In order to draw a representative structure for cellobiose, one of the glucopyranose rings must be rotated by 180º, but this feature is often omitted in favor of retaining the usual perspective for the individual rings. The bonding between the glucopyranose rings in cellobiose and maltose is from the anomeric carbon in ring A to the C-4 hydroxyl group on ring B. This leaves the anomeric carbon in ring B free, so cellobiose and maltose both may assume alpha and beta anomers at that site (the beta form is shown in the diagram). Gentiobiose has a beta-glycoside link, originating at C-1 in ring A and terminating at C-6 in ring B. Its alpha-anomer is drawn in the diagram. Because cellobiose, maltose and gentiobiose are hemiacetals they are all reducing sugars (oxidized by Tollen's reagent). Trehalose, a disaccharide found in certain mushrooms, is a bis-acetal, and is therefore a non-reducing sugar. A systematic nomenclature for disaccharides exists, but as the following examples illustrate, these are often lengthy.
- Cellobiose : 4-O-β-D-Glucopyranosyl-D-glucose (the beta-anomer is drawn)
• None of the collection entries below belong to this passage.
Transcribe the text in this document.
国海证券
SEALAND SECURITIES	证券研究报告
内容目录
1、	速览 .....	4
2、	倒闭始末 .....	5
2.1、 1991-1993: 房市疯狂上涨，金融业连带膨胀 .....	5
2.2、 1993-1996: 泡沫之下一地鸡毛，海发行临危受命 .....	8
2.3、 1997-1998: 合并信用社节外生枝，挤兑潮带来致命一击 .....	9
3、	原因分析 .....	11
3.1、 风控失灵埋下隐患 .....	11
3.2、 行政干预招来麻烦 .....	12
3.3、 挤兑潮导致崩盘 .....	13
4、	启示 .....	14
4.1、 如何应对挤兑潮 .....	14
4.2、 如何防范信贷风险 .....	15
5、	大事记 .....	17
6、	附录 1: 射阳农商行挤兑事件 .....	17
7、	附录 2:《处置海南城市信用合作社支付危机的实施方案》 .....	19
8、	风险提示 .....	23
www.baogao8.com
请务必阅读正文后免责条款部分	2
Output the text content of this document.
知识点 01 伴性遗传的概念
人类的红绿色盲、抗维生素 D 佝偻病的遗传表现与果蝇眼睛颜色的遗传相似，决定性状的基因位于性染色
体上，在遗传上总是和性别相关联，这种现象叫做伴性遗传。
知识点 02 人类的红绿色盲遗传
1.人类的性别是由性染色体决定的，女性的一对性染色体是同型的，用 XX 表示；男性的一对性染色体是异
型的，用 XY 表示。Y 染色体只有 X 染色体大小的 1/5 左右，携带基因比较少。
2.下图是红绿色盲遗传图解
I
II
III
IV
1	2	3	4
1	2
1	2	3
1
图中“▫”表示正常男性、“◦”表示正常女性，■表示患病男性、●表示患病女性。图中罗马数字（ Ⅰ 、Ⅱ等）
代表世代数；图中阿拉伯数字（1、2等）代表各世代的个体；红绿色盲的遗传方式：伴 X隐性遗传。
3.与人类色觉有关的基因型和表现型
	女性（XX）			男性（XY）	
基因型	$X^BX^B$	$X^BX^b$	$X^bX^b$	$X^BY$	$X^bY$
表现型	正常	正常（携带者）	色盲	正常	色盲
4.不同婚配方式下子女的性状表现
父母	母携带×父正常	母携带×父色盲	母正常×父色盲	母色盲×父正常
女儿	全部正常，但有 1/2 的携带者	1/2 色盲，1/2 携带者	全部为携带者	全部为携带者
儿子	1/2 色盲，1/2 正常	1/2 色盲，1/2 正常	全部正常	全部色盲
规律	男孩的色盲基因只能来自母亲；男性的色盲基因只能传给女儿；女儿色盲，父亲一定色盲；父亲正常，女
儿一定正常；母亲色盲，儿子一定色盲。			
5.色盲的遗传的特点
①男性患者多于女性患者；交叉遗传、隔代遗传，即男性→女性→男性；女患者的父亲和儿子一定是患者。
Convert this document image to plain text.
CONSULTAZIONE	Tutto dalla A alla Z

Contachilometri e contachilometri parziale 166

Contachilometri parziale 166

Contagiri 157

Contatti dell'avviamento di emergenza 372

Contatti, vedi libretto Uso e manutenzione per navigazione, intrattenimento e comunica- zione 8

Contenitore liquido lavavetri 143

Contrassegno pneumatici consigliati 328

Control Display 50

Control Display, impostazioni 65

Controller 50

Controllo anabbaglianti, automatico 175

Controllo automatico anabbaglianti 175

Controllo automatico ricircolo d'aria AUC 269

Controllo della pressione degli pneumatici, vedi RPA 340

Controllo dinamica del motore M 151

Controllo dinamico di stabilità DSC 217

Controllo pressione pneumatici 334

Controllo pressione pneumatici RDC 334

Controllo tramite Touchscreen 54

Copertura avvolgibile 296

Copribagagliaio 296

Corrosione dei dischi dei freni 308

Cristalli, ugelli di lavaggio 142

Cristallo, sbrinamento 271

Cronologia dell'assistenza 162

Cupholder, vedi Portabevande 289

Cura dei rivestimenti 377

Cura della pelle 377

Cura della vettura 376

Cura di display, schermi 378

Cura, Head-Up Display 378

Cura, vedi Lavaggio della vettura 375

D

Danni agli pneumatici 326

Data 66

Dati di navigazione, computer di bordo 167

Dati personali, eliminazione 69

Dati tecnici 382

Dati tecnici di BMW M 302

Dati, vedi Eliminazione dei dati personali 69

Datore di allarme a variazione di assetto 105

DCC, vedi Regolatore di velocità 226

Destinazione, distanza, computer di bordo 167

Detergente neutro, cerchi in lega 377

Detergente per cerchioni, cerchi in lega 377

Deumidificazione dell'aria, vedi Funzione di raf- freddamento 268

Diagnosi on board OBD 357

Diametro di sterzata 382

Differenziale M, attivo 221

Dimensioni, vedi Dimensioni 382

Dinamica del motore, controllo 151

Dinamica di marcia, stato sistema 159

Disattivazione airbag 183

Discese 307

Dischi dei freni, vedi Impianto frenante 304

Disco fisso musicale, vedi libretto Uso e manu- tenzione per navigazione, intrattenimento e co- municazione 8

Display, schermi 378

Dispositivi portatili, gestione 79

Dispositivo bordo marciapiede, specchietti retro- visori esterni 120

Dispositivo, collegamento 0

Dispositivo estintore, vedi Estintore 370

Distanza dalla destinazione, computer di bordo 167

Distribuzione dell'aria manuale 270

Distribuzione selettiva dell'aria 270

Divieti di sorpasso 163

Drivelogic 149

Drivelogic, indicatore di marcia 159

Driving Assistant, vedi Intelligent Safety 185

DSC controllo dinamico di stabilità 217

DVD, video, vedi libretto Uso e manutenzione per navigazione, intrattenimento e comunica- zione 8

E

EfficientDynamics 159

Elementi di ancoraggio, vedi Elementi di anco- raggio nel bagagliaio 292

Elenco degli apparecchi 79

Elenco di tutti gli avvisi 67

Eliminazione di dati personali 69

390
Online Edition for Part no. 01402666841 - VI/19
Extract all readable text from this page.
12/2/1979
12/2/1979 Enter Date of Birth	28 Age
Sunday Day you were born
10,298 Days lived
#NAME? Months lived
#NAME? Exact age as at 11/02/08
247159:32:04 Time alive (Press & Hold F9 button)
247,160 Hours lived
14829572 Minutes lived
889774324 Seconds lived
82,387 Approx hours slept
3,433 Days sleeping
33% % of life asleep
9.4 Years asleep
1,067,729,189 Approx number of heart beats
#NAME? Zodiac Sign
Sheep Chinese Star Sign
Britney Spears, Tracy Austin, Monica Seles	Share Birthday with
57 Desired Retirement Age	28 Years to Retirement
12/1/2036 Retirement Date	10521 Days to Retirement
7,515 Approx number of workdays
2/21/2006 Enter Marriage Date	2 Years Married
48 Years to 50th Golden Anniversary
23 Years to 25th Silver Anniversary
- Maltose : 4-O-α-D-Glucopyranosyl-D-glucose (the beta-anomer is drawn)
- Gentiobiose : 6-O-β-D-Glucopyranosyl-D-glucose (the alpha-anomer is drawn)
- Trehalose : α-D-Glucopyranosyl-α-D-glucopyranoside
Although all the disaccharides shown here are made up of two glucopyranose rings, their properties differ in interesting ways. Maltose, sometimes called malt sugar, comes from the hydrolysis of starch. It is about one third as sweet as cane sugar (sucrose), is easily digested by humans, and is fermented by yeast. Cellobiose is obtained by the hydrolysis of cellulose. It has virtually no taste, is indigestible by humans, and is not fermented by yeast. Some bacteria have beta-glucosidase enzymes that hydrolyze the glycosidic bonds in cellobiose and cellulose. The presence of such bacteria in the digestive tracts of cows and termites permits these animals to use cellulose as a food. Finally, it may be noted that trehalose has a distinctly sweet taste, but gentiobiose is bitter.
Disaccharides made up of other sugars are known, but glucose is often one of the components. Two important examples of such mixed disaccharides are displayed above. Lactose, also known as milk sugar, is a galactose-glucose compound joined as a beta-glycoside. It is a reducing sugar because of the hemiacetal function remaining in the glucose moiety. Many adults, particularly those from regions where milk is not a dietary staple, have a metabolic intolerance for lactose. Infants have a digestive enzyme which cleaves the beta-glycoside bond in lactose, but production of this enzyme stops with weaning. Cheese is less subject to the lactose intolerance problem, since most of the lactose is removed with the whey. Sucrose, or cane sugar, is our most commonly used sweetening agent. It is a non-reducing disaccharide composed of glucose and fructose joined at the anomeric carbon of each by glycoside bonds (one alpha and one beta). In the formula shown here the fructose ring has been rotated 180º from its conventional perspective.